Exercising this part of your sexuality merely evens out the playing field and gives you a chance to get to know yourself as a queer person. From actively and exclusively seeking community with other dykes, going to dyke bars and making more dyke friends and downloading dyke dating apps and swiping until — on more than a few occasions — each app told me that I’d simply “run out” of queer gals near me, I got to know my queer self outside of the theoretical. I was dyking in a way that was tangible. My dykesona was gaining sentience. Now, I have a much better idea of which kinds of dykes want me baaaaaad — alternative white mascs, transgender polyamorites (redundant I know), Black baddies, white sanrio femmes, genderfuck latinx, asian“ studs”,  old school butches, other femme lightskins who could be my twin, etc.

Troubleshooting how to date other dykes was necessary in order to eventually end up hitting classic sapphic milestones like mutual lovebombing before the first date, situationship Valentines, and accidentally becoming the third in a lesbian marriage. You know, the usual run-of-the-mill stuff. After a year of“ practicing lesbianism,” I even snagged my very first age-inappropriate girlfriend. Mission accomplished! High five! I win I win I win! And then we broke up… and had to grapple with what dating would look like for me post girl-on-girl relationship.

My sexuality had, arguably, been explored. Did I want to bring men back into my dating life? There were a few unanswered DMs from guys that, a year or so prior, I would have happily entertained. Yet still, I hesitated. How would a cisgender man even fit into my life? Did I even want to find out? And then there was the question that weighed heavily in the pit of my stomach: was I bisexual at all, or really just a lesbian? 

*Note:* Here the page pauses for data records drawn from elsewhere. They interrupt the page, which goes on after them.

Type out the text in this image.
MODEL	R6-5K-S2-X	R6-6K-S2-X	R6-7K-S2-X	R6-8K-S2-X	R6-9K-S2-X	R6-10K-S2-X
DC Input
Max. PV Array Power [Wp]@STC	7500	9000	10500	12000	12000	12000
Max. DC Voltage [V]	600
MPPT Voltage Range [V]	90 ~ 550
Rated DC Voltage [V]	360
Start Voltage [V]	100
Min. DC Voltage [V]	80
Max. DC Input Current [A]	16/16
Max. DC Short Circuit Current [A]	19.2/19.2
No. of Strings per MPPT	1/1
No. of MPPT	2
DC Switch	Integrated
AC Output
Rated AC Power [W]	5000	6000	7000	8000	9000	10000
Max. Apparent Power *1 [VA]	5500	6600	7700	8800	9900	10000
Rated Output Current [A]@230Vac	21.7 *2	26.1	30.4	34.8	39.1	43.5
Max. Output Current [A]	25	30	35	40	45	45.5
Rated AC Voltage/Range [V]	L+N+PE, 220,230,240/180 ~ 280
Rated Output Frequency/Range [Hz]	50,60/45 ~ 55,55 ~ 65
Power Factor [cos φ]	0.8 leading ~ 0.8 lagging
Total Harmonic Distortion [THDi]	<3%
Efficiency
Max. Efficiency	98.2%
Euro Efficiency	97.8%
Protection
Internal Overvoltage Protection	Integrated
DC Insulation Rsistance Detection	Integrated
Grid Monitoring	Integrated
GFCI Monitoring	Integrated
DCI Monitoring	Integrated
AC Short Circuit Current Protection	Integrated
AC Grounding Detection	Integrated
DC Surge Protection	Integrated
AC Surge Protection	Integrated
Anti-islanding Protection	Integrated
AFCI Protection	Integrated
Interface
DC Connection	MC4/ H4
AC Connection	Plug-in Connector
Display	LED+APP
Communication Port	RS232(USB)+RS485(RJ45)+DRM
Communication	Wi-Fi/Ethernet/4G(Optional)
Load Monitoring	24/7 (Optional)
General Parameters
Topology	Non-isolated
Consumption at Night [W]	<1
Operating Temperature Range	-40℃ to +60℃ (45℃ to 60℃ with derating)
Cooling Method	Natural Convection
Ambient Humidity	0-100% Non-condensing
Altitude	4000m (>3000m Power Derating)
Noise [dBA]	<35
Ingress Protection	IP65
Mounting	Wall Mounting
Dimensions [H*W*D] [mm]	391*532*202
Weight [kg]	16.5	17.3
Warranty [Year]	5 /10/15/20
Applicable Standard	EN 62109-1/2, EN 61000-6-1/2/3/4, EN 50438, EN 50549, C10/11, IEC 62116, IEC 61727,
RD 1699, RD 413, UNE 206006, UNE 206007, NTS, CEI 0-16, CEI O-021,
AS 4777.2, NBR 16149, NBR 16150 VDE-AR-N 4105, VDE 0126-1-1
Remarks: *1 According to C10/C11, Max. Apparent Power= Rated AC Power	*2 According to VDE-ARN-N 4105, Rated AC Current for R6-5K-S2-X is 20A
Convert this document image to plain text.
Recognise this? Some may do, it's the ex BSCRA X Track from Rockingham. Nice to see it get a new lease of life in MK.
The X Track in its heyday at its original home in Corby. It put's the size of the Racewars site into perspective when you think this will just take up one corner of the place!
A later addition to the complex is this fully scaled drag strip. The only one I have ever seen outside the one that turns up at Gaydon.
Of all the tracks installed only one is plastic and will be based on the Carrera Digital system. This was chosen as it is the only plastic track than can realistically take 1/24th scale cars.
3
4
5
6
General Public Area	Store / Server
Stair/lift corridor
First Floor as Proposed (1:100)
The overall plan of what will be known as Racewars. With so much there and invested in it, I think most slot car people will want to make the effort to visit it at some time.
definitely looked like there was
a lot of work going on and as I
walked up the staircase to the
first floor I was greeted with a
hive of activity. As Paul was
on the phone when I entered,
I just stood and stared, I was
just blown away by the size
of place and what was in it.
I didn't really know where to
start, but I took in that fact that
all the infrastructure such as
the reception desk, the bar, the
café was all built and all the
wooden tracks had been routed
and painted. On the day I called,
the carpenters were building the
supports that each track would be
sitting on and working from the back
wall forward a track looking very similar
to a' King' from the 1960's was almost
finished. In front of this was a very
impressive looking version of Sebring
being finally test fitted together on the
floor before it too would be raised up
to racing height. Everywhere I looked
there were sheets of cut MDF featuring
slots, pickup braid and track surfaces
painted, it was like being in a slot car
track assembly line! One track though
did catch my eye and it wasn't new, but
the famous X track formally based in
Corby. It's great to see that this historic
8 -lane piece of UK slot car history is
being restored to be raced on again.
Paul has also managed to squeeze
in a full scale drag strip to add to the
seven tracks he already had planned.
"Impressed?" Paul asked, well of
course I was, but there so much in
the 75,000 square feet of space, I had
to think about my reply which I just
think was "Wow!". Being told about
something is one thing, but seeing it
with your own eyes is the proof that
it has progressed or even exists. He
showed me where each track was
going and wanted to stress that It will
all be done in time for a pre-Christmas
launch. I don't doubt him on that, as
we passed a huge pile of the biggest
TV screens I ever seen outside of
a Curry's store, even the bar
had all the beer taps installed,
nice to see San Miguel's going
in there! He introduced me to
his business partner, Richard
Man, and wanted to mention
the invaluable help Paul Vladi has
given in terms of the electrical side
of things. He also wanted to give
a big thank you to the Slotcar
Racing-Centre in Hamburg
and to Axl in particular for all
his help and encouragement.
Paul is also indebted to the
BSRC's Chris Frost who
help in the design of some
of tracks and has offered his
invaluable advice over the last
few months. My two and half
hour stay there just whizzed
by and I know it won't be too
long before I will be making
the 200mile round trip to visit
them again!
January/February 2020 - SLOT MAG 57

I was conflicted and terrified of“ getting it wrong.” I didn’t want to claim the lesbian label if it didn’t belong to me. I was scared I’d have to take it back. But as I was going back and forth about it, I realized that regardless of if I turned out to technically maintain some of my attraction to men, I wanted to live a queer life. My entire life revolved around dykes — everything that made my life my life was its queerness. And I know many bisexual girls who felt a similar protectiveness over their queer lives. A cisgender man would not fit into this world I’d built for myself, and I couldn’t fathom a man being worth sacrificing even an inch of it. I would almost consider it a lifestyle compatibility issue. A cisgender man was antithetical to my dyke lifestyle and just as much of a dealbreaker as someone wanting kids (I do not) or wanting to live in the burbs (I’m a city girl through and through). 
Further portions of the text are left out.